Le Soleil, Patrice Laroche

(Québec) Véronique Denys, première Québécoise à avoir complété l'ascension des sept sommets, a repris le travail, hier matin, mais ce n'était pas pour autant une journée comme les autres. Tous ses collègues et sa famille s'étaient donné le mot pour célébrer sa réussite.

L'alpiniste a été accueillie à son arrivée au travail par des dizaines d'employés du bureau de Québec de Raymond Chabot Grant Thornton (RCGT).

«Pour réussir un projet comme celui-là, a-t-elle confié, il fallait des partenaires de cordée sur la montagne et aussi, bien avant la montagne.»

Avec l'ascension du mont Vinson, voilà une semaine en Antarctique, elle a atteint le plus haut sommet de chacun des sept continents. «Quand j'avais commencé à penser aux sept sommets, a-t-elle raconté, j'étais prête à quitter mon emploi parce que j'étais convaincue qu'aucun employeur n'accepterait que je quitte trois mois pour grimper l'Everest.»

Pierre Lapointe, vice-président régional de RCGT, a raconté comment il a été amené à participer à ce projet personnel. «J'avais entendu parler d'une employée qui avait un projet important. Véronique est venue me rencontrer pour me faire part de son objectif. Nous l'avons appuyée et on lui a donné accès au réseau de nos clients et amis.»

En outre, des associés du bureau de RCGT ont eux-mêmes contribué financièrement à cette quête. «Chacun se doit de chercher à réaliser son plein potentiel, a souligné M. Lapointe.
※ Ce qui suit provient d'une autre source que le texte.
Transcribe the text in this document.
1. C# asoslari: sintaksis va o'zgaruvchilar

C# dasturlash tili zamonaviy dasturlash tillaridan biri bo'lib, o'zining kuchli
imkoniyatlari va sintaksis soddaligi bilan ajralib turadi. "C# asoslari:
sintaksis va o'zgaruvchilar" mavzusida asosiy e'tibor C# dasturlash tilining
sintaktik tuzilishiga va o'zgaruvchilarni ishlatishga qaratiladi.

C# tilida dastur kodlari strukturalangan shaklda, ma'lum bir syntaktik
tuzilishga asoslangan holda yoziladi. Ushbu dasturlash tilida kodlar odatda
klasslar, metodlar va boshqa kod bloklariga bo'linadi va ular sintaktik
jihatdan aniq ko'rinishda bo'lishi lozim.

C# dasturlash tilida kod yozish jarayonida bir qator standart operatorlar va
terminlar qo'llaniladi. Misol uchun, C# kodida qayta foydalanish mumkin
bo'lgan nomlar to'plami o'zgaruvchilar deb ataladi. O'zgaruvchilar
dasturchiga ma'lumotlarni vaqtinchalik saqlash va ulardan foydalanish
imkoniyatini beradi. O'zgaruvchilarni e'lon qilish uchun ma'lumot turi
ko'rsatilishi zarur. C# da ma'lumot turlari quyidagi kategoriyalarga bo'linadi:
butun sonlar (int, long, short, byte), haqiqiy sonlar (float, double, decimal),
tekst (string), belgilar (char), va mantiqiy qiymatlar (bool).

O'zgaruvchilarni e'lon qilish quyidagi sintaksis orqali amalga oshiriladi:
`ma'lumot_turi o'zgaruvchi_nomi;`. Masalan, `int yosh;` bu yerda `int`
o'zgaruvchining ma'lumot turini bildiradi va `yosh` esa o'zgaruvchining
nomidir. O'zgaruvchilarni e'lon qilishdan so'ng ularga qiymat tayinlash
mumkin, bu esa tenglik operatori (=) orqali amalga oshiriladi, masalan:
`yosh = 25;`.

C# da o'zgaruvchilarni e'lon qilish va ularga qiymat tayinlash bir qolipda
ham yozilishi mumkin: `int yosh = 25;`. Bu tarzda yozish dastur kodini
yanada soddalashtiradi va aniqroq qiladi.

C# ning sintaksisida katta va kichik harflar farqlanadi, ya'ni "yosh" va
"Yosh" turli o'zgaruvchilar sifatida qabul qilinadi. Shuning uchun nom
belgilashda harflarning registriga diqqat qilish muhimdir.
Véronique l'a fait en réalisant le projet le plus important de sa vie, avec passion, discipline et détermination.»

Joie et bonheur

Véronique Denys a aussi raconté au Soleil comment elle a vécu les derniers moments de cette longue aventure, à quelque 1000 km du pôle Sud.

«Quand j'ai aperçu le sommet du mont Vinson, je me suis dit : "C'est le septième", et là j'ai ressenti une forte émotion, qui m'a suivie jusqu'en haut. Mais une fois rendue au sommet avec le groupe de grimpeurs, je ne ressentais que de la joie. Tous ceux qui font le mont Vinson y vont pour faire les sept sommets, alors on se comprenait. J'étais la seule du groupe à avoir complété [les sept sommets]. Pendant la descente, j'y pensais beaucoup, mais je ressentais surtout du bonheur et de la fierté. C'était assez exceptionnel.»

Elle a aussi souligné l'appui inconditionnel de toute sa famille, «même si certains auraient aimé que j'aie une autre passion...» ajoute-t-elle, avec un sourire à l'endroit de sa mère, Marie-Luce. «Ma mère a 71 ans et elle a vécu énormément d'émotions, elle a eu mal et elle a eu peur pour moi, surtout sur l'Everest.»

Sa mère l'admet, «il y avait du danger, j'avais surtout peur qu'elle reste sur la montagne, et qu'on n'ait plus jamais de nouvelles d'elle, mais je n'ai jamais perdu confiance. Je suis très heureuse et j'ai beaucoup de joie dans mon coeur d'avoir partagé le rêve de Véro».

Son père, Alyre, lui reconnaît d'ailleurs «une grande force de caractère. Quand elle entreprend quelque chose, elle pousse l'expérience jusqu'au bout». Enfin, disent ses parents, Véronique ne s'est pas lancée dans cette aventure pour être la première Québécoise à la réaliser. Il s'agissait d'abord et avant tout pour elle d'un rêve personnel.